After denying previous proposals, the Connecticut Department of Energy and Environmental Protection (DEEP) has selected three projects to participate in a shared clean energy facilities pilot program, which was designed to make access to renewable power available to more state residents.
In response to a recent request for proposals (RFP), DEEP selected two projects in utility company Eversource Energy territory totaling 3.6 MW and one project in The United Illuminating Company (UI) territory that is 1.6 MW.
According to DEEP, the three selected proposals are for solar facilities that met program requirements to offer power at a price under a cap of 17 cents/kWh and to subscribe low- to moderate-income customers to at least 20% of the output of the generation facility. One project is located on a landfill, another project is located on a vacant industrial site, and the final project is on another vacant parcel that requires no tree clearing.
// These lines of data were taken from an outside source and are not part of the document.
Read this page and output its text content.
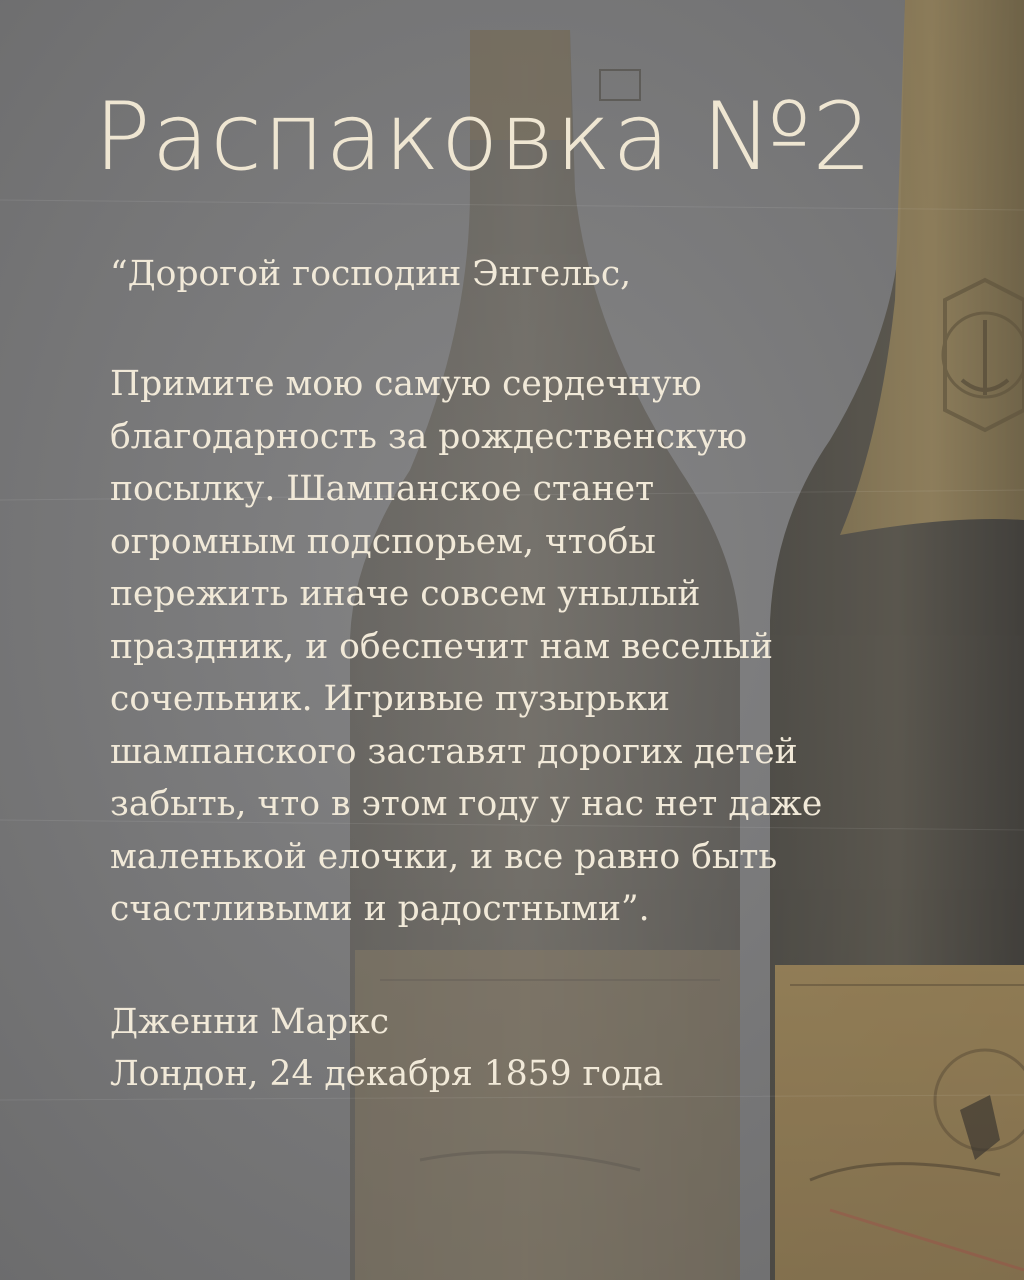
Распаковка №2

“Дорогой господин Энгельс,

Примите мою самую сердечную
благодарность за рождественскую
посылку. Шампанское станет
огромным подспорьем, чтобы
пережить иначе совсем унылый
праздник, и обеспечит нам веселый
сочельник. Игривые пузырьки
шампанского заставят дорогих детей
забыть, что в этом году у нас нет даже
маленькой елочки, и все равно быть
счастливыми и радостными”.

Дженни Маркс

Лондон, 24 декабря 1859 года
“These projects will help increase access to clean energy resources for those customers that cannot participate in rooftop solar programs and focuses on outreach to low- to moderate-income customers,” says DEEP Commissioner Robert Klee. “The proposal prices for power from these facilities came in under the price cap we established as part of this initiative – and they will be sited on land with limited development opportunities, such as a landfill.”
A 2015 law requires DEEP to establish a two-year shared clean energy facilities pilot program and authorized the agency to run a competitive solicitation for projects totaling no more than 6 MW, with 4 MW in Eversource territory and 2 MW in UI territory. After public meetings and accepting public comment, DEEP released its first solicitation in July 2016 and received 19 proposals. This past February, though, DEEP notified bidders that it declined to accept any of these proposals because the prices were markedly higher than the average accepted bid price in a recent Small Scale RFP, subscribers under the proposals did not have significant participation in the shared clean energy facility, several sites had negative environmental impacts, and several proposals would result in a higher proportion of commercial and industrial subscribers over residential subscribers, according to the agency.
After further public meetings and comments, DEEP released a second solicitation in March and received nine proposals in April. The three projects selected include the following:
– CHIP Fund 5 – Riverside Thompson 2.0 MW, Thompson, Conn.
– Clean Energy Collective – Bloomfield Board of Education 1.62 MW, Bloomfield, Conn.
– US Solar Corp. – USS Shelton 1.6 MW, Shelton, Conn.
The selected projects will now go to the Public Utilities Regulatory Authority for regulatory approval, and DEEP’s final determination is available here.
Although it appears Connecticut’s pilot program may finally lead to the installation of community solar projects in the state, nonprofit and some state legislators recently called for a 200 MW, statewide community solar program. According to a Vote Solar report, such a program could spur thousands of jobs and millions of dollars in local economic benefits.